Selain dalam hukum Funco menyoroti bahwa program ini belum mempertimbangkan nilai-nilai dalam ajaran Islam terkait makanan, seperti aspek kehalalan dan keberkahan. Ia mengaitkannya dengan ayat-ayat Al-Qur’an dan sejarah Islam yang menekankan pentingnya berbagi makanan sebagai bentuk ketakwaan.

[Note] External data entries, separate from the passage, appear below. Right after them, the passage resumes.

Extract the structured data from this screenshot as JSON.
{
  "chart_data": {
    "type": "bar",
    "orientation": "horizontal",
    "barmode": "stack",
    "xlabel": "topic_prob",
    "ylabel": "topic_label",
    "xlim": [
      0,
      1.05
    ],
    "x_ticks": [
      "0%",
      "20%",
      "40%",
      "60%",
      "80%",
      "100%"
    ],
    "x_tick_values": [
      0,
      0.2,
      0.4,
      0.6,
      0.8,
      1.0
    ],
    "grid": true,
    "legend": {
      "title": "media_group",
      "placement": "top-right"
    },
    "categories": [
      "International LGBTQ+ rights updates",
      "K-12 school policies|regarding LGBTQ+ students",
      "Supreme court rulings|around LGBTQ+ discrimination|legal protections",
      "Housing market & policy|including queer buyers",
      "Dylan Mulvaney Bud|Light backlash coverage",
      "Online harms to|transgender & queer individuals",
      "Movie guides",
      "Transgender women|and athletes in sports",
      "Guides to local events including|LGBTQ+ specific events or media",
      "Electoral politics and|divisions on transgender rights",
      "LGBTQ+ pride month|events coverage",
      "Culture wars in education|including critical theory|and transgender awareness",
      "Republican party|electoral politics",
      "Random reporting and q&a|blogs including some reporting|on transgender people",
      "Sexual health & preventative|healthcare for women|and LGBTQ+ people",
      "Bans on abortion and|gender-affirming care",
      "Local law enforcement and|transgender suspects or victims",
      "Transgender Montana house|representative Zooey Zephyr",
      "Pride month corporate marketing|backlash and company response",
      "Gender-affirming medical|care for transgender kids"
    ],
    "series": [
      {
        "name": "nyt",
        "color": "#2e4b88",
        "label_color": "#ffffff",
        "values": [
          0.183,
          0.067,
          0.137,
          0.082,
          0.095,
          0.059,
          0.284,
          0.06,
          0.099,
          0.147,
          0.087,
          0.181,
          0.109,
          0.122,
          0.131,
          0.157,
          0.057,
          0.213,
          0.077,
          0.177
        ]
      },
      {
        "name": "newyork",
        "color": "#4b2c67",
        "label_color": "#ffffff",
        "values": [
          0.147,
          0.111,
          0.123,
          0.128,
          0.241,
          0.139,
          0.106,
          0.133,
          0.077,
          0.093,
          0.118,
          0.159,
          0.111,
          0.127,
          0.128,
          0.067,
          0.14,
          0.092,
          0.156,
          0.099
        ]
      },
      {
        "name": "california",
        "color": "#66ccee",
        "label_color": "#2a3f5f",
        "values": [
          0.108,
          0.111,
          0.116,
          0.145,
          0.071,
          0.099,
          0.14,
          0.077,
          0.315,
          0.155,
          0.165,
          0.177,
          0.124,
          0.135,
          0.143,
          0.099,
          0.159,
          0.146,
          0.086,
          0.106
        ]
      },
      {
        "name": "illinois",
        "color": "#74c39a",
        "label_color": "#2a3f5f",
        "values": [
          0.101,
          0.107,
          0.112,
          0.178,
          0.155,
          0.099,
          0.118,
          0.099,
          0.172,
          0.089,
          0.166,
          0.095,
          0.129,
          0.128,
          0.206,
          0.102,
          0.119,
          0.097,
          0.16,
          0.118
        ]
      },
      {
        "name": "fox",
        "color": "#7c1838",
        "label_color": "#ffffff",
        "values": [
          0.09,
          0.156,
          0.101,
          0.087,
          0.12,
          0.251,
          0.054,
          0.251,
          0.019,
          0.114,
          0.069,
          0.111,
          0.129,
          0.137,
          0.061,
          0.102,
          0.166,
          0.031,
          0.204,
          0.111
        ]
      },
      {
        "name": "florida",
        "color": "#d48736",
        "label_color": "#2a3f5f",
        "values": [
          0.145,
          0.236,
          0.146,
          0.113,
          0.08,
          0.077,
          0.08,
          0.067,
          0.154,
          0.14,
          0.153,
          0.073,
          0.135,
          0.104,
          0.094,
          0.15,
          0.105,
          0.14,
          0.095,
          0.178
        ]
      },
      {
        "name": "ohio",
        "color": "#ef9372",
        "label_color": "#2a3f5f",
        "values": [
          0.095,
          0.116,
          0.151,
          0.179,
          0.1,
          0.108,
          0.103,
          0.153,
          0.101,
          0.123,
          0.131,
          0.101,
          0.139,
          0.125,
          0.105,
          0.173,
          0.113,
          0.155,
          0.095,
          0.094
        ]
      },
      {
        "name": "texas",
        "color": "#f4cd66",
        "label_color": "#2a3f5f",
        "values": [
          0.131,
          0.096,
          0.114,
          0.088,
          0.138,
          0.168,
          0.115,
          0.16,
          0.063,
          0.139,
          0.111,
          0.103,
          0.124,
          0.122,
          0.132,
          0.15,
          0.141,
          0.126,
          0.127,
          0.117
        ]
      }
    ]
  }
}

“Sejarah mencatat bahwa praktik makan gratis sudah ada sejak zaman pra-Islam, seperti yang dilakukan Qushay bin Kilab, leluhur Nabi Muhammad SAW, dalam mengelola Kakbah. Program MBG bisa lebih kuat jika berlandaskan semangat gotong royong dan nilai-nilai keagamaan,” paparnya
Bahkan Funco mengkhawatirkan MBG dapat mengikis kearifan lokal dalam budaya makan, terutama di Gorontalo yang memiliki tradisi berbagi seperti Depita (saling mengantar makanan), Bilohe (pemantauan terhadap warga yang kekurangan makanan), Dudula (membantu tetangga yang kesulitan), serta berbagai sistem sosial lain yang berbasis kepedulian komunitas.

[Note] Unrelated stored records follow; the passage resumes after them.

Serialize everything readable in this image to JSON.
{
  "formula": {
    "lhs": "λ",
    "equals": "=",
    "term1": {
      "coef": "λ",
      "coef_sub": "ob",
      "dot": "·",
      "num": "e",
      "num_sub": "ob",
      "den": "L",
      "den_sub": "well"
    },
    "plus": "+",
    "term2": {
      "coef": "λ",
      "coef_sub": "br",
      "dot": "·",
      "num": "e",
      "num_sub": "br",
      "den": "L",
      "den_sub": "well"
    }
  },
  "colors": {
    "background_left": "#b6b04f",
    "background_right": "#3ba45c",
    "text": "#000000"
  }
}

“Dengan model pelaksanaan yang hirarkis dan seragam, program ini bisa mengabaikan peran organisasi masyarakat seperti paguyuban desa, kelompok ibu-ibu, hingga kantin sekolah yang sebelumnya menjadi bagian dari ekosistem pangan lokal,” jelasnya.
Selain itu, sistem dapur umum yang diterapkan dalam MBG berpotensi menghilangkan teknologi memasak tradisional dan mematikan usaha kecil di sektor makanan. “Misalnya, penyeragaman menu bisa menyebabkan hilangnya identitas kuliner daerah seperti iloni, gudeg, rendang, dan coto,” tambahnya.
Sebagai alternatif, Funco mengusulkan model berbasis partisipasi masyarakat agar MBG lebih efektif dan efisien. Ia menilai keterlibatan langsung masyarakat dalam pengelolaan program dapat menghemat anggaran negara dan memperkuat nilai gotong royong. Funco juga mengingatkan pentingnya evaluasi menyeluruh terhadap MBG agar tidak kehilangan kepercayaan publik.
“Saya menyarankan Presiden Prabowo Subianto untuk segera melakukan kajian ulang terhadap perencanaan, pelaksanaan, dan pembiayaan MBG. Jika tidak, dikhawatirkan program ini justru akan menjadi beban dan menimbulkan ketidakpercayaan rakyat,” pungkasnya. (Tr-76)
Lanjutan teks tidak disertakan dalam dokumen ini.